SALAHKAH CONTEK MASSAL ??


Nyaris setiap tahun Ujian Nasional (UN) selalu saja menyisakan kontroversi. Tahun ini berita heboh datang dari Surabaya, saat terungkap berita terjadi skandal contekan massal disebuah SD. Secara realita, kecurangan di negeri ini adalah hal yang lumrah, baik di sekolah negeri dan atau swasta, di kota atau di pedalaman. Saya percaya Alifah jujur ketika mengadu pada ibunya, bahwa ia disuruh guru memberi contekan pada teman2nya disekolah sewaktu UN berlangsung. Saya bisa menerima ketika si ibu kemudian melaporkan kejadian ini hingga terekspos media massa, kata si ibu pada si anak, “Lha, kok enakmen koncomu Le..koe seng angel2 nggarap, kok liyane mung tinggal nyalin wae..” mungkin begitu kira2 apa yg terpikirkan Siami, ibunya Aliyah. Namun, saya juga bisa mengerti mengapa para orang tua marah pada ibu Aliyah, siapa yg tak marah bila anaknya dituduh lulus sekolah dgn predikat “hasil contekan”. Saya pun bisa memahami mengapa sekolah adakalanya terpaksa harus menempuh cara curang, karena ini menyangkut kredibilitas para guru, citra dan nama baik sekolah. Apa yg bisa kita bayangkan jika satu sekolah seluruh atau sebagian besar peserta UN-nya tak lulus. Bisa diperkirakan eksistensi sekolah tersebut mungkin tinggal hitungan tahun saja, kompleks persoalannya.
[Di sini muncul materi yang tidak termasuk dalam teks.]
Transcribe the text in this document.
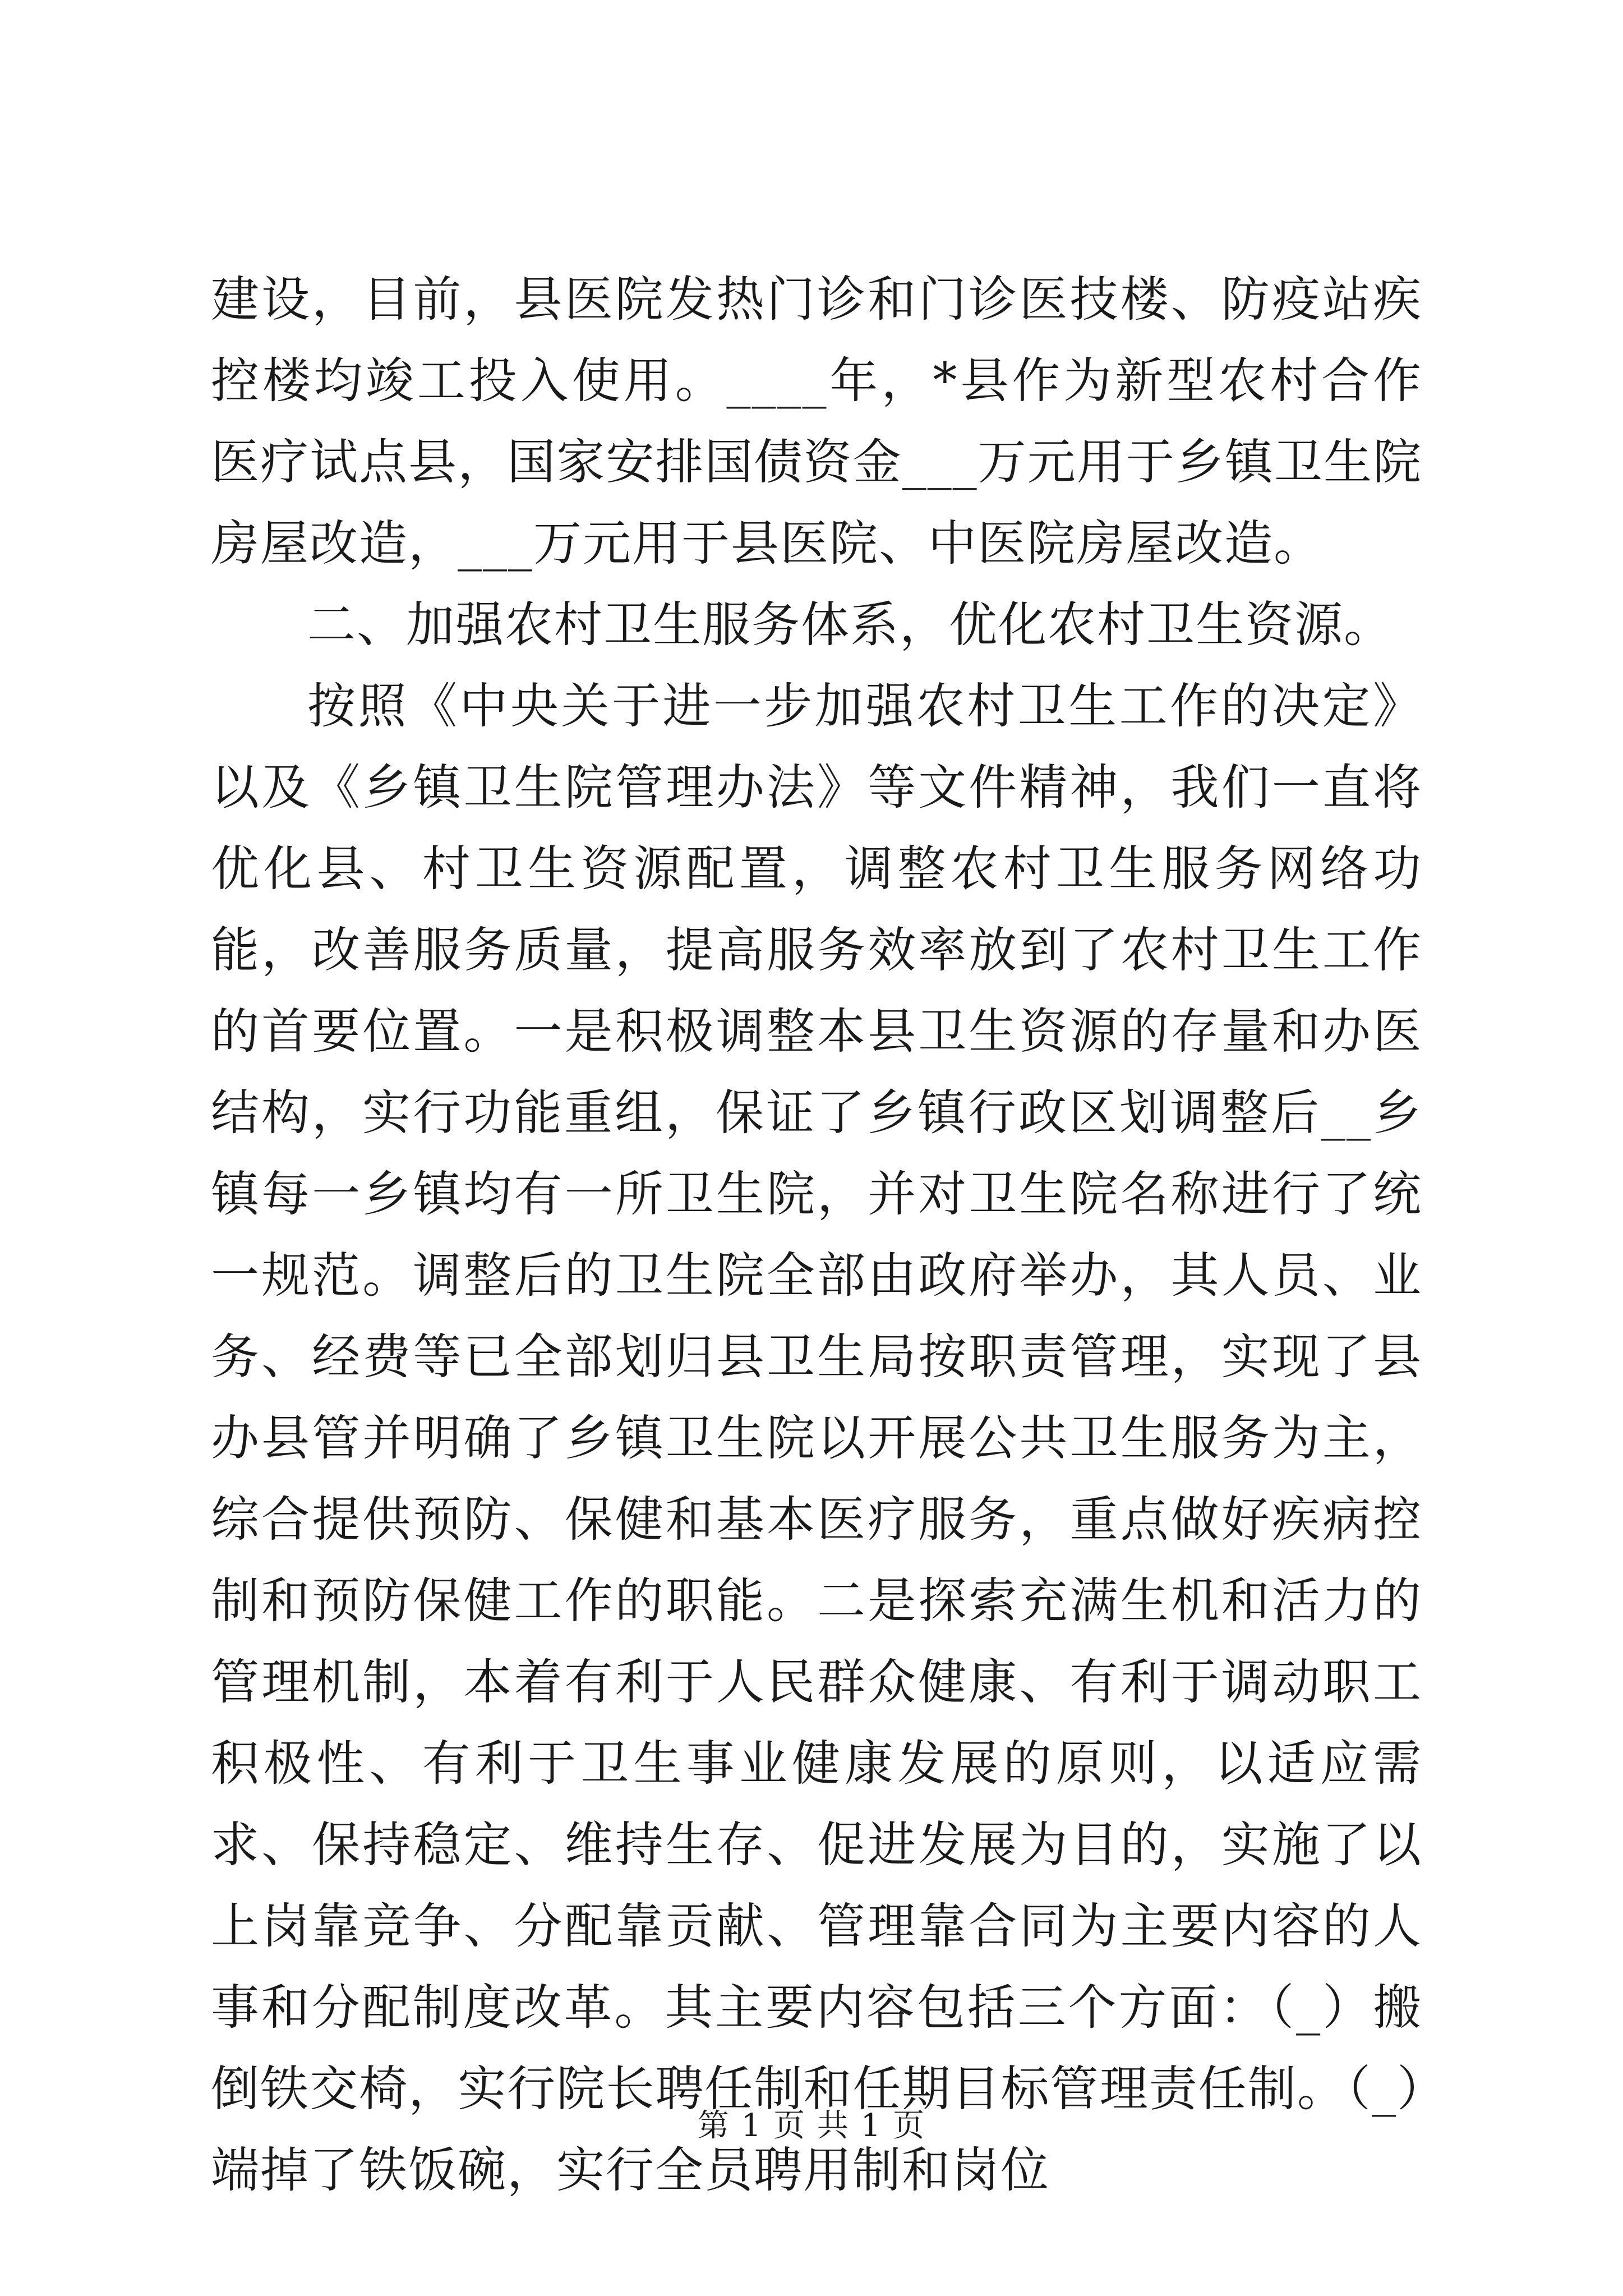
建设，目前，县医院发热门诊和门诊医技楼、防疫站疾控楼均竣工投入使用。____年，*县作为新型农村合作医疗试点县，国家安排国债资金___万元用于乡镇卫生院房屋改造，___万元用于县医院、中医院房屋改造。

二、加强农村卫生服务体系，优化农村卫生资源。

按照《中央关于进一步加强农村卫生工作的决定》以及《乡镇卫生院管理办法》等文件精神，我们一直将优化县、村卫生资源配置，调整农村卫生服务网络功能，改善服务质量，提高服务效率放到了农村卫生工作的首要位置。一是积极调整本县卫生资源的存量和办医结构，实行功能重组，保证了乡镇行政区划调整后__乡镇每一乡镇均有一所卫生院，并对卫生院名称进行了统一规范。调整后的卫生院全部由政府举办，其人员、业务、经费等已全部划归县卫生局按职责管理，实现了县办县管并明确了乡镇卫生院以开展公共卫生服务为主，综合提供预防、保健和基本医疗服务，重点做好疾病控制和预防保健工作的职能。二是探索充满生机和活力的管理机制，本着有利于人民群众健康、有利于调动职工积极性、有利于卫生事业健康发展的原则，以适应需求、保持稳定、维持生存、促进发展为目的，实施了以上岗靠竞争、分配靠贡献、管理靠合同为主要内容的人事和分配制度改革。其主要内容包括三个方面：（_）搬倒铁交椅，实行院长聘任制和任期目标管理责任制。（_）端掉了铁饭碗，实行全员聘用制和岗位

第 1 页 共 1 页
Jangan dikira kisah susahnya mencari murid baru seperti di film “Laskar Pelangi” itu Cuma ilusi, itu sangat riil dan terjadi dibanyak daerah di tanah air.
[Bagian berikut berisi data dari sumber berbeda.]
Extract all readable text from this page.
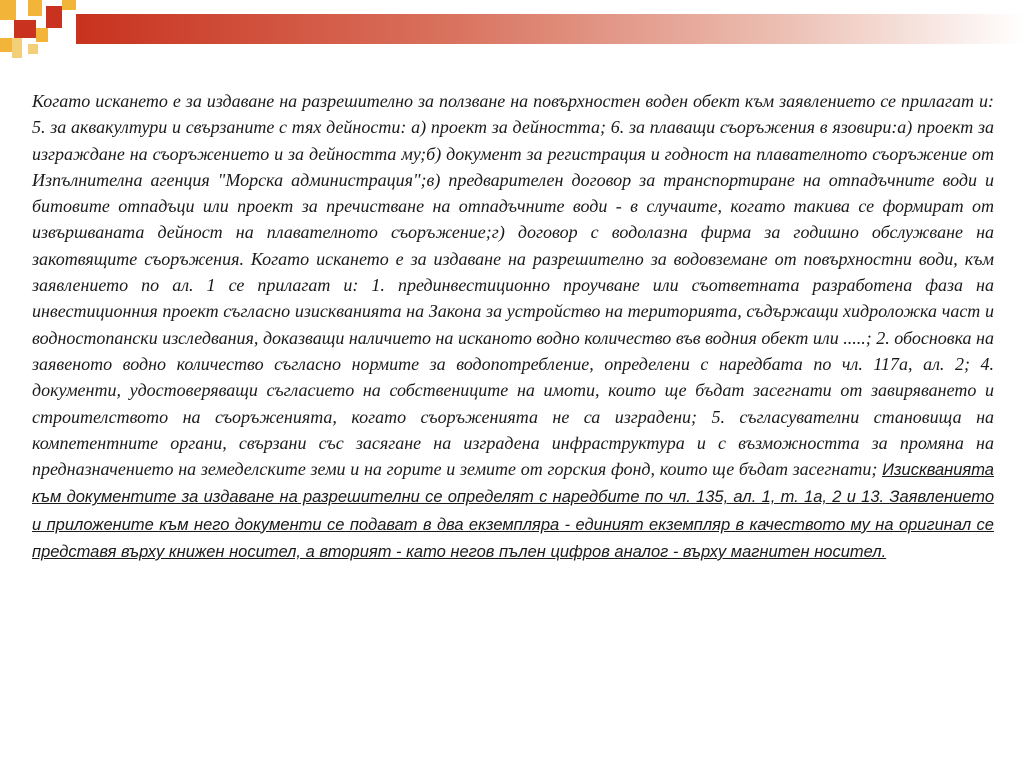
Когато искането е за издаване на разрешително за ползване на повърхностен воден обект към заявлението се прилагат и: 5. за аквакултури и свързаните с тях дейности: а) проект за дейността; 6. за плаващи съоръжения в язовири:а) проект за изграждане на съоръжението и за дейността му;б) документ за регистрация и годност на плавателното съоръжение от Изпълнителна агенция "Морска администрация";в) предварителен договор за транспортиране на отпадъчните води и битовите отпадъци или проект за пречистване на отпадъчните води - в случаите, когато такива се формират от извършваната дейност на плавателното съоръжение;г) договор с водолазна фирма за годишно обслужване на закотвящите съоръжения. Когато искането е за издаване на разрешително за водовземане от повърхностни води, към заявлението по ал. 1 се прилагат и: 1. прединвестиционно проучване или съответната разработена фаза на инвестиционния проект съгласно изискванията на Закона за устройство на територията, съдържащи хидроложка част и водностопански изследвания, доказващи наличието на исканото водно количество във водния обект или .....; 2. обосновка на заявеното водно количество съгласно нормите за водопотребление, определени с наредбата по чл. 117а, ал. 2; 4. документи, удостоверяващи съгласието на собствениците на имоти, които ще бъдат засегнати от завиряването и строителството на съоръженията, когато съоръженията не са изградени; 5. съгласувателни становища на компетентните органи, свързани със засягане на изградена инфраструктура и с възможността за промяна на предназначението на земеделските земи и на горите и земите от горския фонд, които ще бъдат засегнати; Изискванията към документите за издаване на разрешителни се определят с наредбите по чл. 135, ал. 1, т. 1а, 2 и 13. Заявлението и приложените към него документи се подават в два екземпляра - единият екземпляр в качеството му на оригинал се представя върху книжен носител, а вторият - като негов пълен цифров аналог - върху магнитен носител.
Satu2nya hal yang tidak bisa saya pahami adalah mengapa pemerintah masih mempertahankan sistem UN sebagai acuan standardisasi produk pendidikan. Saya tidak mengerti siapakah yang diuntungkan oleh sistem Ujian Nasional ini. Apakah siswa ? orang tua, atau guru ? tidak ada. Justru Ujian Nasional menjadi momok yang ‘mengerikan’. Ujian Nasional secara substansi hanyalah merupakan kepentingan pemerintah yang ingin dipandang berprestasi dengan memamerkan peningkatan angka2 normatif kualitas pendidikan nasional. Padahal Ujian Nasional sarat dengan ketidakadilan, apakah adil menguji siswa dengan metode generalisasi. Sungguh tidak fair bila soal yang diujikan disekolah dengan fasilitas minim dan tenaga pengajar dengan kualitas alakadarnya sama dengan soal yang diujikan disekolah yang fasilitasnya super lengkap, dengan tenaga pengajar terdidik.
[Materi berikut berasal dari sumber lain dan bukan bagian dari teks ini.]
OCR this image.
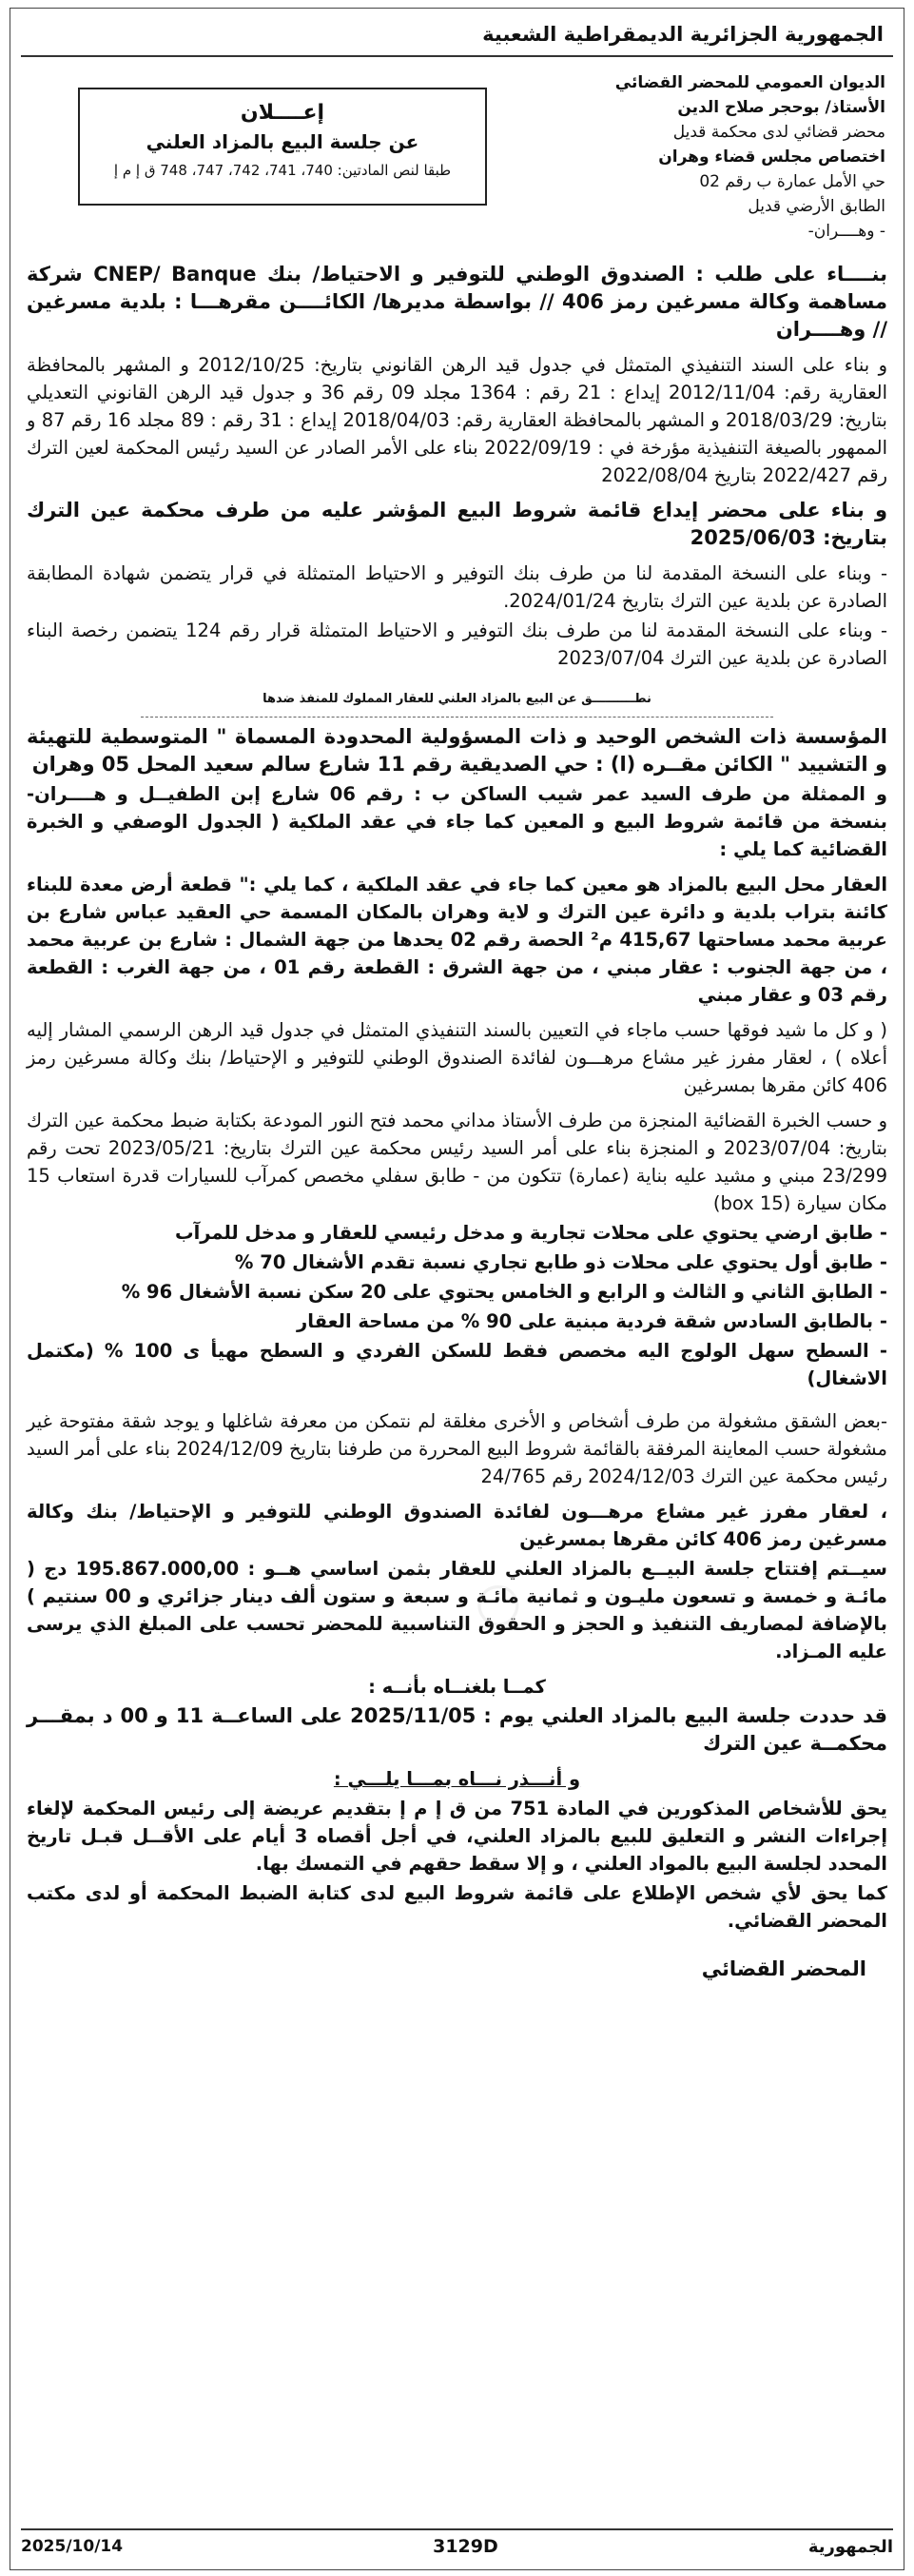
الجمهورية الجزائرية الديمقراطية الشعبية

الديوان العمومي للمحضر القضائي

الأستاذ/ بوحجر صلاح الدين

محضر قضائي لدى محكمة قديل

اختصاص مجلس قضاء وهران

حي الأمل عمارة ب رقم 02

الطابق الأرضي قديل

- وهــــران-

إعــــلان

عن جلسة البيع بالمزاد العلني

طبقا لنص المادتين: 740، 741، 742، 747، 748 ق إ م إ

بنــــاء على طلب : الصندوق الوطني للتوفير و الاحتياط/ بنك CNEP/ Banque شركة مساهمة وكالة مسرغين رمز 406 // بواسطة مديرها/ الكائــــن مقرهـــا : بلدية مسرغين // وهــــران

و بناء على السند التنفيذي المتمثل في جدول قيد الرهن القانوني بتاريخ: 2012/10/25 و المشهر بالمحافظة العقارية رقم: 2012/11/04 إيداع : 21 رقم : 1364 مجلد 09 رقم 36 و جدول قيد الرهن القانوني التعديلي بتاريخ: 2018/03/29 و المشهر بالمحافظة العقارية رقم: 2018/04/03 إيداع : 31 رقم : 89 مجلد 16 رقم 87 و الممهور بالصيغة التنفيذية مؤرخة في : 2022/09/19 بناء على الأمر الصادر عن السيد رئيس المحكمة لعين الترك رقم 2022/427 بتاريخ 2022/08/04

و بناء على محضر إيداع قائمة شروط البيع المؤشر عليه من طرف محكمة عين الترك بتاريخ: 2025/06/03

- وبناء على النسخة المقدمة لنا من طرف بنك التوفير و الاحتياط المتمثلة في قرار يتضمن شهادة المطابقة الصادرة عن بلدية عين الترك بتاريخ 2024/01/24.

- وبناء على النسخة المقدمة لنا من طرف بنك التوفير و الاحتياط المتمثلة قرار رقم 124 يتضمن رخصة البناء الصادرة عن بلدية عين الترك 2023/07/04

نطــــــــــق عن البيع بالمزاد العلني للعقار المملوك للمنفذ ضدها

المؤسسة ذات الشخص الوحيد و ذات المسؤولية المحدودة المسماة " المتوسطية للتهيئة و التشييد " الكائن مقــره (ا) : حي الصديقية رقم 11 شارع سالم سعيد المحل 05 وهران

و الممثلة من طرف السيد عمر شيب الساكن ب : رقم 06 شارع إبن الطفيــل و هــــران- بنسخة من قائمة شروط البيع و المعين كما جاء في عقد الملكية ( الجدول الوصفي و الخبرة القضائية كما يلي :

العقار محل البيع بالمزاد هو معين كما جاء في عقد الملكية ، كما يلي :" قطعة أرض معدة للبناء كائنة بتراب بلدية و دائرة عين الترك و لاية وهران بالمكان المسمة حي العقيد عباس شارع بن عربية محمد مساحتها 415,67 م² الحصة رقم 02 يحدها من جهة الشمال : شارع بن عربية محمد ، من جهة الجنوب : عقار مبني ، من جهة الشرق : القطعة رقم 01 ، من جهة الغرب : القطعة رقم 03 و عقار مبني

( و كل ما شيد فوقها حسب ماجاء في التعيين بالسند التنفيذي المتمثل في جدول قيد الرهن الرسمي المشار إليه أعلاه ) ، لعقار مفرز غير مشاع مرهـــون لفائدة الصندوق الوطني للتوفير و الإحتياط/ بنك وكالة مسرغين رمز 406 كائن مقرها بمسرغين

و حسب الخبرة القضائية المنجزة من طرف الأستاذ مداني محمد فتح النور المودعة بكتابة ضبط محكمة عين الترك بتاريخ: 2023/07/04 و المنجزة بناء على أمر السيد رئيس محكمة عين الترك بتاريخ: 2023/05/21 تحت رقم 23/299 مبني و مشيد عليه بناية (عمارة) تتكون من - طابق سفلي مخصص كمرآب للسيارات قدرة استعاب 15 مكان سيارة (15 box)

- طابق ارضي يحتوي على محلات تجارية و مدخل رئيسي للعقار و مدخل للمرآب

- طابق أول يحتوي على محلات ذو طابع تجاري نسبة تقدم الأشغال 70 %

- الطابق الثاني و الثالث و الرابع و الخامس يحتوي على 20 سكن نسبة الأشغال 96 %

- بالطابق السادس شقة فردية مبنية على 90 % من مساحة العقار

- السطح سهل الولوج اليه مخصص فقط للسكن الفردي و السطح مهيأ ى 100 % (مكتمل الاشغال)

-بعض الشقق مشغولة من طرف أشخاص و الأخرى مغلقة لم نتمكن من معرفة شاغلها و يوجد شقة مفتوحة غير مشغولة حسب المعاينة المرفقة بالقائمة شروط البيع المحررة من طرفنا بتاريخ 2024/12/09 بناء على أمر السيد رئيس محكمة عين الترك 2024/12/03 رقم 24/765

، لعقار مفرز غير مشاع مرهـــون لفائدة الصندوق الوطني للتوفير و الإحتياط/ بنك وكالة مسرغين رمز 406 كائن مقرها بمسرغين

سيــتم إفتتاح جلسة البيــع بالمزاد العلني للعقار بثمن اساسي هــو : 195.867.000,00 دج ( مائـة و خمسة و تسعون مليـون و ثمانية مائـة و سبعة و ستون ألف دينار جزائري و 00 سنتيم ) بالإضافة لمصاريف التنفيذ و الحجز و الحقوق التناسبية للمحضر تحسب على المبلغ الذي يرسى عليه المـزاد.

كمــا بلغنــاه بأنــه :

قد حددت جلسة البيع بالمزاد العلني يوم : 2025/11/05 على الساعــة 11 و 00 د بمقـــر محكمــة عين الترك

و أنـــذر نـــاه بمـــا يلـــي :

يحق للأشخاص المذكورين في المادة 751 من ق إ م إ بتقديم عريضة إلى رئيس المحكمة لإلغاء إجراءات النشر و التعليق للبيع بالمزاد العلني، في أجل أقصاه 3 أيام على الأقــل قبـل تاريخ المحدد لجلسة البيع بالمواد العلني ، و إلا سقط حقهم في التمسك بها.

كما يحق لأي شخص الإطلاع على قائمة شروط البيع لدى كتابة الضبط المحكمة أو لدى مكتب المحضر القضائي.

○
المحضر القضائي
الجمهورية
3129D
2025/10/14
Bagi saya ujian nasional bukanlah ide brilyan sebagai alat ukur kualitas lulusan sekolah. Harusnya, ujian nasional itu tidak diberlakukan pada siswa, tapi pada guru dan calon guru. Kita tidak bisa banyak berharap pada kualitas sistem pendidikan nasional, selama sebagian guru di indonesia yang terlibat langsung dalam kegiatan pendidikan bukanlah individu yang berkualitas dan profesional. Bagaimana mampu mencetak siswa terpelajar jika gurunya tidak menguasai teknologi pendidikan, media pembelajaran, minim penguasaan metode, pendekatan dan strategi pengajaran. Salah siapa kalau begini problemnya ? lagi-lagi bukan salah guru, tapi salah pemerintah yang ‘gagal’  menjamin ketersediaan guru dengan standar kualitas yang memadai. Tapi itulah wajah dunia pendidikan indonesia yang demikian buruk, yang tidak jauh2 dari kecurangan, manipulasi, mark up dan korupsi dengan beragam modus dan cara. Lihat saja berbagai program yang diluncurkan kemendiknas, selalu saja dibumbui dengan semangat cari “proyekan” dan “mengais keuntungan”, misalnya bantuan buku, komputer, perpustakaan, alat peraga, rehab sekolah, dan berbagai pengadaan barang lain, atas kondisi ini kita cuma bisa mengelus dada dan bergumam, “astaghfirullah...”.